Today we decided that it would be a good idea to be ambitious and go for my original "plan A" front end API. This is the one that would dynamically read the schema as the user builds queries using a GUI to guide them along and create any MongoDB query possible. Investigating this route is a good idea because it would provide with a tool that would stand the test of time. It's a much better long term solution than a tool that only has a handful of queries we've created today based on the current database schema.

The main challenge with creating this front end API is learning what MongoDB code would map to the things the user would click on and the things the user would type in. MongoDB calls this their "Aggregation Framework". Because MongoDB lacks many of the features that relational databases have (like joins), they have provided their own ways of doing complex analytical queries. For example:

  • SQL has "SELECT" to restrict what you get back from what you match. MongoDB has "$project" for this.
  • SQL has "WHERE" to restrict what you're matching. MongoDB has "$match" for this.
  • SQL has "INNER JOIN" to allow to relate a dataset with another in a normalized system ("show me the users who visited at least 5 times today"). MongoDB can embed the hits into the users in this example with "$lookup".

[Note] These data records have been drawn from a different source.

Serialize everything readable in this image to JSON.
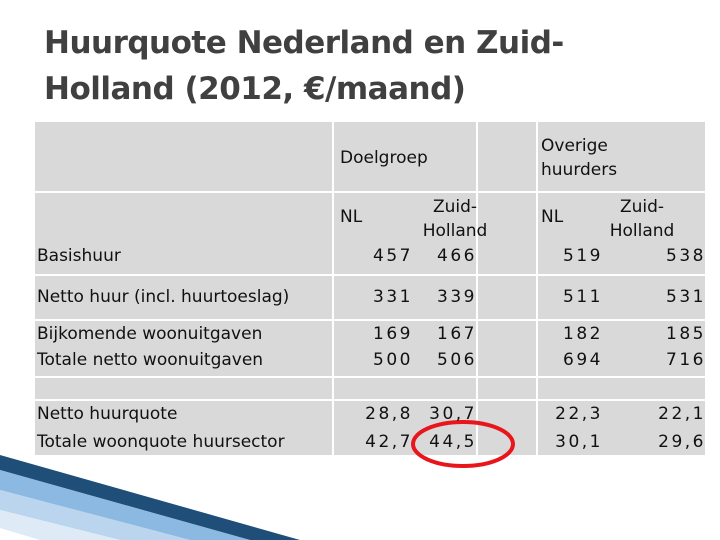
{
  "title": {
    "lines": [
      "Huurquote Nederland en Zuid-",
      "Holland (2012, €/maand)"
    ]
  },
  "table": {
    "groups": [
      "Doelgroep",
      "Overige huurders"
    ],
    "subheaders": [
      "NL",
      "Zuid-Holland",
      "NL",
      "Zuid-Holland"
    ],
    "rows": [
      [
        "Basishuur",
        "457",
        "466",
        "519",
        "538"
      ],
      [
        "Netto huur (incl. huurtoeslag)",
        "331",
        "339",
        "511",
        "531"
      ],
      [
        "Bijkomende woonuitgaven",
        "169",
        "167",
        "182",
        "185"
      ],
      [
        "Totale netto woonuitgaven",
        "500",
        "506",
        "694",
        "716"
      ],
      [
        "Netto huurquote",
        "28,8",
        "30,7",
        "22,3",
        "22,1"
      ],
      [
        "Totale woonquote huursector",
        "42,7",
        "44,5",
        "30,1",
        "29,6"
      ]
    ]
  }
}
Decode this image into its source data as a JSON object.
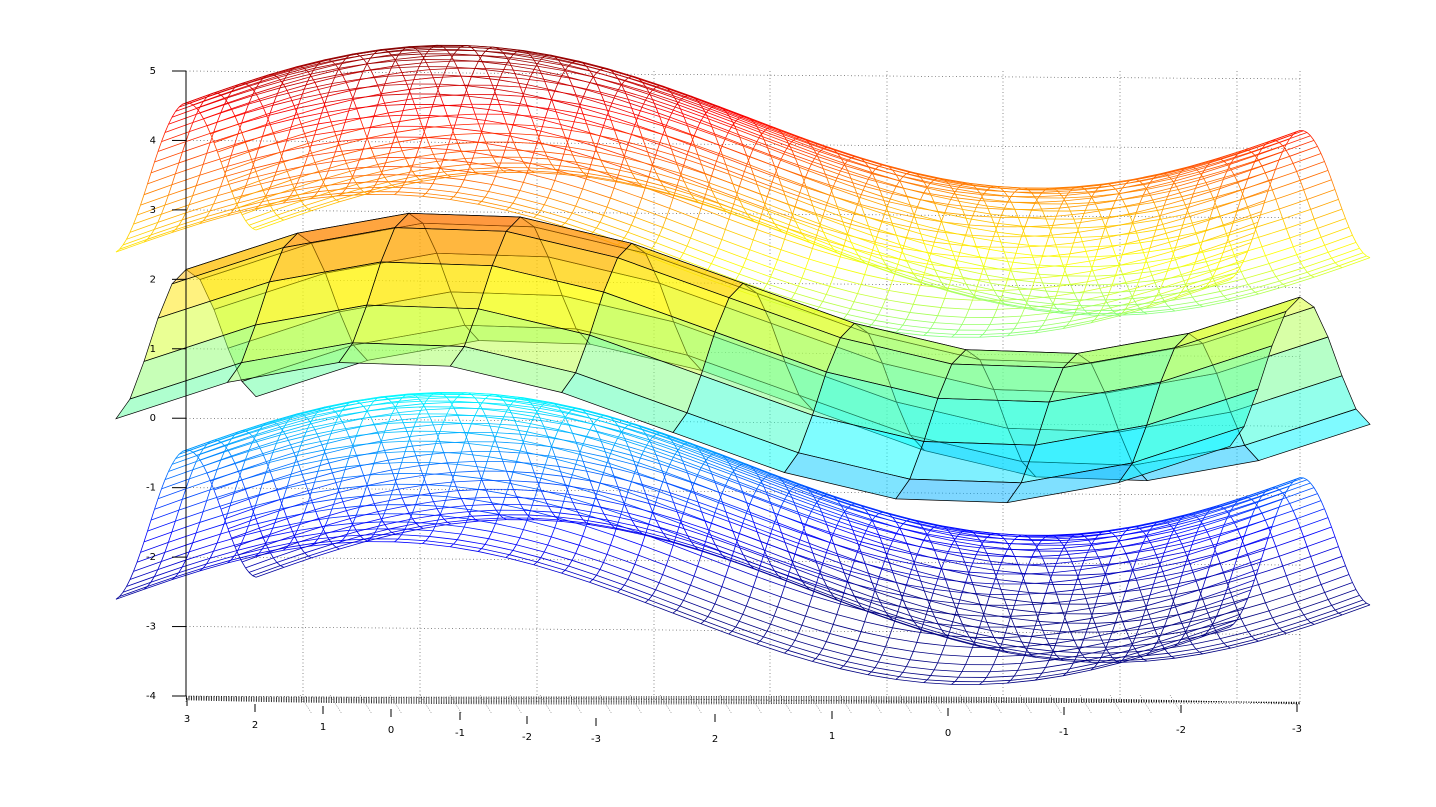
{
  "chart_data": {
    "type": "surface3d",
    "title": "",
    "xlabel": "",
    "ylabel": "",
    "zlabel": "",
    "zlim": [
      -4,
      5
    ],
    "z_ticks": [
      "5",
      "4",
      "3",
      "2",
      "1",
      "0",
      "-1",
      "-2",
      "-3",
      "-4"
    ],
    "x_ticks": [
      "3",
      "2",
      "1",
      "0",
      "-1",
      "-2",
      "-3"
    ],
    "y_ticks": [
      "2",
      "1",
      "0",
      "-1",
      "-2",
      "-3"
    ],
    "x_range": [
      -3,
      3
    ],
    "y_range": [
      -3,
      3
    ],
    "grid": true,
    "colormap": "jet",
    "series": [
      {
        "kind": "mesh",
        "function": "sin(x)+cos(y)",
        "z_offset": 3.4
      },
      {
        "kind": "faceted-surface",
        "function": "sin(x)+cos(y)",
        "z_offset": 1.0,
        "facealpha": 0.5
      },
      {
        "kind": "mesh",
        "function": "sin(x)+cos(y)",
        "z_offset": -1.6
      },
      {
        "kind": "contour-floor",
        "z_offset": -4
      }
    ]
  }
}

From above, it's clear that it's kind of simple how things line up... but the complexity comes from arranging the MongoDB query the right way. It's arranged differently compared to the SQL queries we're used to writing. And even though we can use $lookup in place of some joins, memory usage is a concern. MongoDB has a "working set" which is the data it's looking at at a particular moment during the execution of a query. In the above example, finding hits and users and relating them, all of the hits and all of the users might have to be held in memory. With the kind of scale we have, this may be a problem. Additionally, you can't shard your database when you use $lookup, which is key to use scaling our solution so that it suits long term.

We have more research to do to make sure what we do will be a good, long term solution, and that we even have time to implement this complex querying and data analysis tool.